How to manage your debt

Debt management
Debt management is an important aspect of personal finance
Debt doesn't have to be a bad word nor does it have to be out of control spending. Debt exists for a couple of reasons, specifically to fund opportunities that will yield a greater return in the long run and to finance expenditures that are too large to pay all at once.

Sometimes, however debtors may misjudge future cash flows or a change in monthly budgets can occur making previous debt a potential problem. When debt does become out of control certain debt management techniques and methods can be utilized. This article will discuss debt management in terms of budgeting and cost management, debt management resources and debt ratios, interest rates and consolidation loans.

Budgeting and cost management

Budgeting ideally has an allowance for emergency expenditures and unforeseen financial events in addition to debt payments. If debt has become too large or is costing too much paying down balances can both lower interest charges and total amount due. To be able to pay down balances, one must have room in one's budget to do so. Thus, a good budget will make possible added debt payments to pay down balances.

In a nutshell, creating a budget involves balancing income with expenses so that there is additional money left over to save. The reason why budgeting is an important part of debt management is that it helps one plan for a consistent and possible paying down of debt that is realistic. To see a how a budget looks and can be make, click on the following sample budget.

Cost management is similar to budgeting in the sense it plans out the allocation of money for specific uses. However, with cost management, specific debts are reviewed for the most optimal payoff, use of debt payment funds, and cost reduction. For example, if an individual has 3 credit card balances over $2000.00 each with balances in excess of 10%, but their credit score is above average, there is a chance that individual may be able to consolidate the loans at a lower interest rate so more principal is paid with each payment and so that payments may potentially be reduced in order to reallocate funds. 

Debt management resources

There are several means outside of budgeting that can assist in debt management and provide debt
management help to those seeking to obtain greater control of debt. A few of those means are provided below:

• Debt management credit counseling
• Debt management relief
• Debt management programs
• Debt management companies

It may not always be necessary to use one or more of the above debt management help resources, however in some cases they may assist a debtor in finding ways to reduce debt that one might not have otherwise thought of. For example, some credit counseling companies negotiate debt interest rates with creditors and help establish affordable payment plans at lower interest rates so the debtor can pay down the debt more reasonably.
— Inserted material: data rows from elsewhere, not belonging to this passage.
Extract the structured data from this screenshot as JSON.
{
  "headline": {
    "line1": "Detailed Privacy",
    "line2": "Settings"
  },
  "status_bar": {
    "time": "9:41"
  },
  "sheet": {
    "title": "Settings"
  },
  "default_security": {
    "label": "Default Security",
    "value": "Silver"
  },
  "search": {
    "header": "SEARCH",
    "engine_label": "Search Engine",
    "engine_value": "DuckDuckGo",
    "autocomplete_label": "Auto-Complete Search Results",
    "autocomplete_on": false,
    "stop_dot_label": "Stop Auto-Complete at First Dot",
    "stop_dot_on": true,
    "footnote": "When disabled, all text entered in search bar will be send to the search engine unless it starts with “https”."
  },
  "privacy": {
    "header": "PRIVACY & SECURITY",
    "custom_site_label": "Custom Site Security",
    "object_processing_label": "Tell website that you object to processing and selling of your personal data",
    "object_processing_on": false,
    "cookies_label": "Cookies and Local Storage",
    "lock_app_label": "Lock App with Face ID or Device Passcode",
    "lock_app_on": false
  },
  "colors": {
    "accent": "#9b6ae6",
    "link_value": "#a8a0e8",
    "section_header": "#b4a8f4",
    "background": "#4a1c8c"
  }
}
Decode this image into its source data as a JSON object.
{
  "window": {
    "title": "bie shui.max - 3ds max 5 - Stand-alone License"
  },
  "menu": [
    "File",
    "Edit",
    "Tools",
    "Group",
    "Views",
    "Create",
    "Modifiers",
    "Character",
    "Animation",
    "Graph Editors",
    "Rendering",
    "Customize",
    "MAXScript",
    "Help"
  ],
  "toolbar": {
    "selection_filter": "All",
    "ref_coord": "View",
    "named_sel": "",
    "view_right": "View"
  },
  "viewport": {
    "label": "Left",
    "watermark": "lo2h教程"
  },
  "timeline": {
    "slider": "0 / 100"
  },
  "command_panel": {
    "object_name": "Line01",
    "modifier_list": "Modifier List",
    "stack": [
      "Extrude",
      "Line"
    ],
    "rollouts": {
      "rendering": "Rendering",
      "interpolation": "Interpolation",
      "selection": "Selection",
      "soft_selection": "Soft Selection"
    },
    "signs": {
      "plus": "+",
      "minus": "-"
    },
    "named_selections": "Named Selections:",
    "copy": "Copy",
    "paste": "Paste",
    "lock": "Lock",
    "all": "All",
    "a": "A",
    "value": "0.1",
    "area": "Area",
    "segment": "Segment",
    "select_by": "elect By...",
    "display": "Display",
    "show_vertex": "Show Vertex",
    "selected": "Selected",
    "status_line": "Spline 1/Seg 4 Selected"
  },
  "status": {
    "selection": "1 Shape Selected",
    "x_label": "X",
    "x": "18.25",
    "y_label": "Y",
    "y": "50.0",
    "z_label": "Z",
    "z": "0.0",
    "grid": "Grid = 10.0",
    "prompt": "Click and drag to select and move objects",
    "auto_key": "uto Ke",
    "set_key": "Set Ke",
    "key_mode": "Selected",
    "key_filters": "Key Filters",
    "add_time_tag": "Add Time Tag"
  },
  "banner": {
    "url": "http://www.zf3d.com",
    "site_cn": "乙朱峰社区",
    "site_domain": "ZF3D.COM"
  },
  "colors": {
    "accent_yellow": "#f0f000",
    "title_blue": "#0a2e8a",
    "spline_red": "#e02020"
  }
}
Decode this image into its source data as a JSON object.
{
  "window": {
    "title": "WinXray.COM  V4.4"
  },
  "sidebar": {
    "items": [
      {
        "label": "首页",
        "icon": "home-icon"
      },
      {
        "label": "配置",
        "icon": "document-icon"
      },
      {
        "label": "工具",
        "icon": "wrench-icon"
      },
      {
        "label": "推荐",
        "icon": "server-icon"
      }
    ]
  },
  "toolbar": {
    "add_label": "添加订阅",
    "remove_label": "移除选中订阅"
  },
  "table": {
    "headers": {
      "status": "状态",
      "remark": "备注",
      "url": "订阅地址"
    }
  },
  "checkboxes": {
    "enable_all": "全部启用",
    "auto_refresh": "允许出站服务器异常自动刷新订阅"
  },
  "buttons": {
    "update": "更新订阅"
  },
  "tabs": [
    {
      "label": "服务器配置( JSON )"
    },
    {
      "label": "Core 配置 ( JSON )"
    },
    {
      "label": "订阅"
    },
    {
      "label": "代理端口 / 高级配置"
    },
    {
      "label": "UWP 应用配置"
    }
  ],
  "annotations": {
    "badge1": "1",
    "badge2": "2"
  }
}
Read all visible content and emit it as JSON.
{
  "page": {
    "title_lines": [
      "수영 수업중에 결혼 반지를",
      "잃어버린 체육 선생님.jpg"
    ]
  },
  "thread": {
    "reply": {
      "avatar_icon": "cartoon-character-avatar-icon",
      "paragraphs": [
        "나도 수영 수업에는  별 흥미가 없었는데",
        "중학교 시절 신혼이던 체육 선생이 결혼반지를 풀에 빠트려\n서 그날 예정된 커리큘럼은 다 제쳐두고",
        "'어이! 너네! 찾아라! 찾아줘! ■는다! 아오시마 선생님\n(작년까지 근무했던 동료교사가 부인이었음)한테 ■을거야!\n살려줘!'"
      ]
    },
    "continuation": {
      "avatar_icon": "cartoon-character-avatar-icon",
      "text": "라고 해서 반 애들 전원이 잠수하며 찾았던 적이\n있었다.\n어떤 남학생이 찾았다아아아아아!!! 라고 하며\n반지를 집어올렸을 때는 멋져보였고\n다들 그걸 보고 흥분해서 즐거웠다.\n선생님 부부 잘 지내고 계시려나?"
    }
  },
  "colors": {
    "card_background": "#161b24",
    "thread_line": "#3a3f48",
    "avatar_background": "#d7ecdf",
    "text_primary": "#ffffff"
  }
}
If one chooses not to use a credit counselor, one may also employ the help of a financial planer or financial services firm that is also a debt management company. These types of companies may work with more than just one's debt, but income, savings, expenses, goals etc. to come up with a more complete financial planning and debt management program. Individual debtors may also establish a debt management program for themselves by paying careful attention to cash flow, interest, expense and income details and formulating a practical debt management plan in light of those factors.

Debt ratios, interest rates and consolidation loans

To gain control of one's debt, a debtor may make use of three additional techniques namely debt ratios, interest rates and consolidation loans. The debt ratio is one's asset level in proportion to debt. For example, one may have personal assets valued at $50,000.00 and total debt of $32,000.00 the debt ratio divides the former by the latter thus 32K/50K=64% debt to assets.

One may also calculate a debt to income ratio by dividing total monthly income by total monthly debt. For example, with an income of $3000.00/Month and total debt of $2000.00/Month one's debt to income ratio would be 66.66% of income. Moreover, even though one's debt to asset ratio might be one percentage, one's debt to income ratio might be a higher number. Generally, the higher the ratio percentage, the more concerned one should be about managing the debt.

To manage high debt ratios a debtor can either renegotiate interest rates, pay the debt down or consolidate total debt into a lower interest form of debt. Debt management companies and credit counseling companies may assist with this, but individuals can also perform these tasks with a little research, comparison shopping and a few phone calls to financial institutions. There is a good chance one can lower debt costs especially if previous debt management techniques haven't been made use of.

Managing debt may seem overwhelming at first, but it is possible to get debt under control using the tips provided in this article and/or with other debt management help methods. A key factor in debt management is understanding the debt, what the solutions are and what needs to be done to either reduce, eliminate or gain better control of the debt. Sometimes the debt management process can be performed in a short period of time, whereas at other times it may take longer. The size of the debt, number of creditors and types of debt typically will have bearing on how quickly and effective debt management tools will start being effective.